Psychologists have also offered their views and concerns on how Franklin’s arrest, perceived to be the capture of the man who murdered at least 11 people (10 women and one man), will have an effect on how African Americans in the Los Angeles area will relate and interact with each other in the short and long term.

“It’s a scary situation,” Anita Smith said. “Living in this box (79th Street to 83rd Street, north to south; Normandie to Western, east to west), most of the residents know or at least know of each other who live here. To know that one of your neighbors my have been a serial killer puts you on guard a little bit.”

Members of the South Central Los Angeles community who lived through the terror of the Grim Sleeper–whose killings took place from inside the circumference of Vernon Avenue, Imperial Highway, Figueroa Street and Crenshaw Boulevard– expressed shock that someone who was so woven into the fabric of the community would be the prime suspect of multiple, periodic homicides. “(Franklin) was a guy who was the neighborhood fix-it man,” Henry Powell commented. “Everyone knew him. Women all along this block weren’t afraid of him or anything.

“Then we came to find out, we didn’t know this guy. We didn’t know this guy. We didn’t know Lonnie Franklin. That’s very scary.”

The psychological affect this has on people within a residential area varies from community to community, according to Evangeline Canty, a psychologist in Long Beach. “This can lead to communities really cracking down regarding Neighborhood Watch programs and women limiting or eliminating visits to the homes of single male residents in the neighborhood,” Canty said.

“Something as shocking and traumatic as this can have a lasting affect. The community can feel betrayed to an extent. And no one likes to be ‘played for a fool.’”

There are people within the community where Franklin lived who believe they were deceived by his good-natured, easy-going demeanor. “This was a man who fixed our cars, gave us good deals on his work, had a beer and a hug for everyone who came into his path,” Charles Moore explained.

“Mind you, we were aware that he had accepted stolen property in the past. We kept that kind of ‘hush-hush.’

“A lot of the auto parts he used to fix our cars with, he may have gotten them under shady circumstances. But no one ever suspected that Lonnie was a serial killer. That’s crazy,” Moore added.

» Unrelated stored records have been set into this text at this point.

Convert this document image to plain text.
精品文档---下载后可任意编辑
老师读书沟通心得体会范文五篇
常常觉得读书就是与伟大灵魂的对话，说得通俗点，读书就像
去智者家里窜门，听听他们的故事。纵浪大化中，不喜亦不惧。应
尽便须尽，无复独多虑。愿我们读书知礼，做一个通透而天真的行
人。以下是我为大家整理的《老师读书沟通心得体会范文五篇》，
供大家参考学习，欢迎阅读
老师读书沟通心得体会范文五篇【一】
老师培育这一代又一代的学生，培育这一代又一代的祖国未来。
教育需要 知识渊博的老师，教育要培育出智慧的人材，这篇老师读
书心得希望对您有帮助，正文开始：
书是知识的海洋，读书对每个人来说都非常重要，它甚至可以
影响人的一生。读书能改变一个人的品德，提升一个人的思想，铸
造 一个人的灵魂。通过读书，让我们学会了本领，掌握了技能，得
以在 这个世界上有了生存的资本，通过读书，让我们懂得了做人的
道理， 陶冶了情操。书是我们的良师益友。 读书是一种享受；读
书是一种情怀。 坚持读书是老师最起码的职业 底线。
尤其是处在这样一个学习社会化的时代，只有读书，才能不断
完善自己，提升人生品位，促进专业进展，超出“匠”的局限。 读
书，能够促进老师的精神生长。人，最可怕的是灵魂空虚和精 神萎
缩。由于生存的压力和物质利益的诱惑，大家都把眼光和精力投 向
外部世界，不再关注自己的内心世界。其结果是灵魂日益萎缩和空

Los Angeles psychologist Maurice Douglass said such unnerving revelation can create mixed feelings among residents with regard to making friends with new residents who move into the neighborhood. “There is a great deal of cognitive dissonance,” Douglass commented. “Or, at least, there can be. Often times, people may not trust a lot of people. But you usually trust your neighbors, particularly in residential areas with homeowners. Generally, one doesn’t think of his or her next-door neighbor as a murderer.

“The arrest and resulting revelations in the Grim Sleeper case can cause the people to be less trusting of each other. And the new neighbor or neighbors moving in can be looked at with a highly skeptical eye by each of the long-time residents.”

The reality is that the residents of the residential area where the Grim Sleeper suspect was arrested must try to ultimately move on with their lives. However, the feeling is palpable that the way they interact may change.

“This thing has affected our neighborhood and probably every inner-city neighborhood in L.A.,” Powell says. “Many of us are having a hard time because his neighborly personality is what covered up the possibility that he was a vicious killer. If he hadn’t been so friendly and helpful; had we gotten deeper into his life, we may have seen the red flags. This situation reminds us that life is dangerous and nothing is certain. Everyone who smiles at you is not your brother. It makes you realize that a murderer can be your neighbor, and you could have been one of his victims.”